I
INTRODUCTORY
No arbitrary territorial arrangement can be made to include with exactness each and every ecclesiastical division, but, since the Royal Domain and the immediately adjacent territory includes the major portion of what are commonly accepted as the Grand Cathedrals, it has been thought permissible, in the present case, to make a further subdivision which shall include Boulogne and St. Omer, north of Paris; eastward to the Rhine and southward to include Dijon and Besançon. A topographer might not make such a division or arrangement of territory; but no other seems possible which shall include the region lying between the extremes of Besançon and Boulogne.
The local characteristics or architectural types differ widely within these limits, both as to style and excellence. In one way, only, have they advanced under conditions of unity, that of the establishment of a Christian church, but, otherwise, now favouring the northern influence and now the southern. The frontier provinces have, as a natural course, been subject to many retarding influences which have been wanting elsewhere; for invasion from without may be depended upon to be as baneful for the preservation of a nation's art treasures as a revolution from within. The Christian element early forced its way among the Franks, and Clovis, at the solicitation of his Christian queen and her bishop, was not averse to adopting what he might otherwise have regarded as a superstition. His conversion at Reims not only fostered and propagated Christianity, but gave an impetus to the foundation and building of churches in a most generous fashion.
The region to the eastward of Paris, which has played no unimportant part in the history of France, while prolific as to varied types of church building, possesses but one example of the very first rank,—and that, as a style which typifies Gothic art, may be said to rank supreme over all others,—Notre Dame de Reims. As the seat of the Metropolitain, and the City of Coronations, it was allied closely with early affairs of Church and State.

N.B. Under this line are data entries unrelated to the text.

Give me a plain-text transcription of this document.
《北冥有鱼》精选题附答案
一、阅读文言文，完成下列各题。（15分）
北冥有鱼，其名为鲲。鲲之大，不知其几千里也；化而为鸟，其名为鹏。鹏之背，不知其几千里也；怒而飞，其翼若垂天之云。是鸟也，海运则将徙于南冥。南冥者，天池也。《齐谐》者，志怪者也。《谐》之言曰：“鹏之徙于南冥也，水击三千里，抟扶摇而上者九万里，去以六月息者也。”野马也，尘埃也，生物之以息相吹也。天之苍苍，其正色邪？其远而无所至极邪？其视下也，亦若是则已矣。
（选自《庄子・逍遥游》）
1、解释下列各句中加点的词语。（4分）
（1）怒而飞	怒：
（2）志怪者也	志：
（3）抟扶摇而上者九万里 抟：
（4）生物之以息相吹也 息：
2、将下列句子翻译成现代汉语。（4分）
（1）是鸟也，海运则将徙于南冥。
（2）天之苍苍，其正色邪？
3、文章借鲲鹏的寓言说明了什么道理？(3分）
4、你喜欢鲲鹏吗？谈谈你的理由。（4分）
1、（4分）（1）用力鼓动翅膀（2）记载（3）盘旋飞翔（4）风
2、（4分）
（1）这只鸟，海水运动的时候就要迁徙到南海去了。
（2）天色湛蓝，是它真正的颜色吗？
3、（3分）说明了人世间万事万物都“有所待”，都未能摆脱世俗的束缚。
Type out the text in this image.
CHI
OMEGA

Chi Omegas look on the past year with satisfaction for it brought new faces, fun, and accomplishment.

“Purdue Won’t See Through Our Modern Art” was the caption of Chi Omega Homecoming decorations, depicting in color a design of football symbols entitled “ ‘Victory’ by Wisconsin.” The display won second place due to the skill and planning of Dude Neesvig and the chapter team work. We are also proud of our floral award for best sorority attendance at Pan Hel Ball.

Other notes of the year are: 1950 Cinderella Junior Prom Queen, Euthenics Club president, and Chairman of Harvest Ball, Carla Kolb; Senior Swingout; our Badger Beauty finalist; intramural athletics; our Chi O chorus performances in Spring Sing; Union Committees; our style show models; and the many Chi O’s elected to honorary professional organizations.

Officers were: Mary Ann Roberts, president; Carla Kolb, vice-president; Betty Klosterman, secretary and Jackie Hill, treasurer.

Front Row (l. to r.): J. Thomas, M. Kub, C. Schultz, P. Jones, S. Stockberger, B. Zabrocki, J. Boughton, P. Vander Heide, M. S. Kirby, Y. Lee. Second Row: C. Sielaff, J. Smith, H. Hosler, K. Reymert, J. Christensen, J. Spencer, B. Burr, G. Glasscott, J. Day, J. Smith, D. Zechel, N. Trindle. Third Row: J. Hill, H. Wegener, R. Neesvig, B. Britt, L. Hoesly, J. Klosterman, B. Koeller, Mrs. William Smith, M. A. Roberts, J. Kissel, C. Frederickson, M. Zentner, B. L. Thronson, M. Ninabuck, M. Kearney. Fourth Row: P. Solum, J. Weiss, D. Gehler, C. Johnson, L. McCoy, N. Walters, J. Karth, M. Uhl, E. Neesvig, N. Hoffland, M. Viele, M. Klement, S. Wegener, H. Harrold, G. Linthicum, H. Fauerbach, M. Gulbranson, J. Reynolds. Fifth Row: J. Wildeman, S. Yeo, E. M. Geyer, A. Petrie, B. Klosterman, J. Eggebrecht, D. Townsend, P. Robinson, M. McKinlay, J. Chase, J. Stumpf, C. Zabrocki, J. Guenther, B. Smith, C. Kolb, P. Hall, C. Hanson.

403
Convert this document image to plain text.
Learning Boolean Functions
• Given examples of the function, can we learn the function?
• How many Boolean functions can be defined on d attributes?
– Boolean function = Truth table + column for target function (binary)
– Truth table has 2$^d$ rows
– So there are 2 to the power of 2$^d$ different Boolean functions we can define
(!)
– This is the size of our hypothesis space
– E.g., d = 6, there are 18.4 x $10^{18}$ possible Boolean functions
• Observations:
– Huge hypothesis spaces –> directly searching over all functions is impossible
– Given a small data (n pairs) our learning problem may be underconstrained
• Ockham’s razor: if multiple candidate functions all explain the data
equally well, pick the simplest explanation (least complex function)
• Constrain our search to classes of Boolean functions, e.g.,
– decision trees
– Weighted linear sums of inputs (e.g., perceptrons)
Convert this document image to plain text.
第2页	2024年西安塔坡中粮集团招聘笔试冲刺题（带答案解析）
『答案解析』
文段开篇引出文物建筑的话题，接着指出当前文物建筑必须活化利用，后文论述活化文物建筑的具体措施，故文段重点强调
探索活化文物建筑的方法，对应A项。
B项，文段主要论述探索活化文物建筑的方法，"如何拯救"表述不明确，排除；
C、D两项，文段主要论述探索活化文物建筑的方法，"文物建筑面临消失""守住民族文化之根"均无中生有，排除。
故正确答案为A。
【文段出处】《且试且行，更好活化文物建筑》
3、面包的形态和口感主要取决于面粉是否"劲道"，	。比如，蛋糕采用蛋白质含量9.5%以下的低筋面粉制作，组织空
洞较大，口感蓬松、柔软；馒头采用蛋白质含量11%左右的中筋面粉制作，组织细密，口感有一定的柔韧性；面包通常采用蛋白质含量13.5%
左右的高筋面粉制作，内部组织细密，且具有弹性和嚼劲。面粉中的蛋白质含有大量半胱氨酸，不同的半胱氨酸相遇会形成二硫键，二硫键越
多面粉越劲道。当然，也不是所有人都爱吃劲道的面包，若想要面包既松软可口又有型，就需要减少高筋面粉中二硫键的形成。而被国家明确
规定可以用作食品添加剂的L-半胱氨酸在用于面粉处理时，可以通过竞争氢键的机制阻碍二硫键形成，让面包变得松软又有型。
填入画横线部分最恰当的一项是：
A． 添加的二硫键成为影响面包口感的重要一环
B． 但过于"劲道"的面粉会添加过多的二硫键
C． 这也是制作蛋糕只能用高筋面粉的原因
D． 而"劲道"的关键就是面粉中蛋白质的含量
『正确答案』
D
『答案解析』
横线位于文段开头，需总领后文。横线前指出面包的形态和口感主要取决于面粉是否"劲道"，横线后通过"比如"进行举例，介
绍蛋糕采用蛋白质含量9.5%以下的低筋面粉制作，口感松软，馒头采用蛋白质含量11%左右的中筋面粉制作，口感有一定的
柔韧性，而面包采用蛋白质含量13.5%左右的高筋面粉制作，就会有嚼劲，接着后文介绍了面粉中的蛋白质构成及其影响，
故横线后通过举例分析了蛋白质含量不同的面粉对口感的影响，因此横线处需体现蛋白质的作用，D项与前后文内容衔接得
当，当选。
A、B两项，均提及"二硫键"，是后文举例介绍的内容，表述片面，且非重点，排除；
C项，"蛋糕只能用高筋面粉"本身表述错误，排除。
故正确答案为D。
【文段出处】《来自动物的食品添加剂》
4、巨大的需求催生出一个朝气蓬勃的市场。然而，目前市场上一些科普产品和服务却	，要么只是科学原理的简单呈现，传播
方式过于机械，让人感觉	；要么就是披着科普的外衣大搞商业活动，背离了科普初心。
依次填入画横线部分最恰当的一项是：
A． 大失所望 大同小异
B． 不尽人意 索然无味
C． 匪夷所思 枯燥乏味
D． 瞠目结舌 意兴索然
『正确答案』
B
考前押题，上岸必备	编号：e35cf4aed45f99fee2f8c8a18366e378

The principles and manner adopted by Guillaume of Sens in his great works early affected the style here, as seen by the many transition examples, just as the influence of the Monk of St. Bénigne of Dijon caused the round-arched species of the west of France. At all events the primitive Gothic influences were early at work and in a measure absorbed the Romanesque tendencies which had flourished previously.
The most notable exception, an example of the distinctly southern type, is at Besançon, which has a remarkable array of contrasting style, with the Romanesque, though not of the best, predominating.
With the cathedrals in the extreme northerly section we have little to do,—in fact there is little that can be said. St. Omer is possessed of a wonderful old church which at one time ranked as a cathedral, and which has glimpses here and there of very good Gothic. There are also, in this otherwise not very interesting city, two other church buildings worthy of more than an ordinary amount of attention, the ruins of the Abbey of St. Bertin and the Church of St. Denis.
Boulogne-sur-Mer has a modern pseudo-classical structure built well into the nineteenth century. It is more notable as a monument to the industry of the man who brought about its erection, taking the place of a former structure burnt during the Revolution, than as a satisfactory example of a great church. The same may be said with equal truth of the atrocious Renaissance and Pagan structures to be seen at Cambrai and Arras, though the conditions under which they were built differ. At Cambrai, however, the present building replaces a former structure levelled by fire.
Châlons-sur-Marne,—dear to every French patriot as being renowned for the manufacture of flags, a suffragan of Reims, has a remarkable cathedral of Romanesque foundation of the fifth to the seventh centuries. Its warlike record, from 273 A. D., when Aurelian vanquished Tetricus, to the occupation by the Germans in 1871, is one long succession of military affairs. To-day the city is the domicile of the most important army corps of France.
These towns, with Nancy, Toul, and St. Dié in the valley of the Moselle, complete the list of those cities which by any stretch of territorial boundaries could be classed under the head of "East of Paris."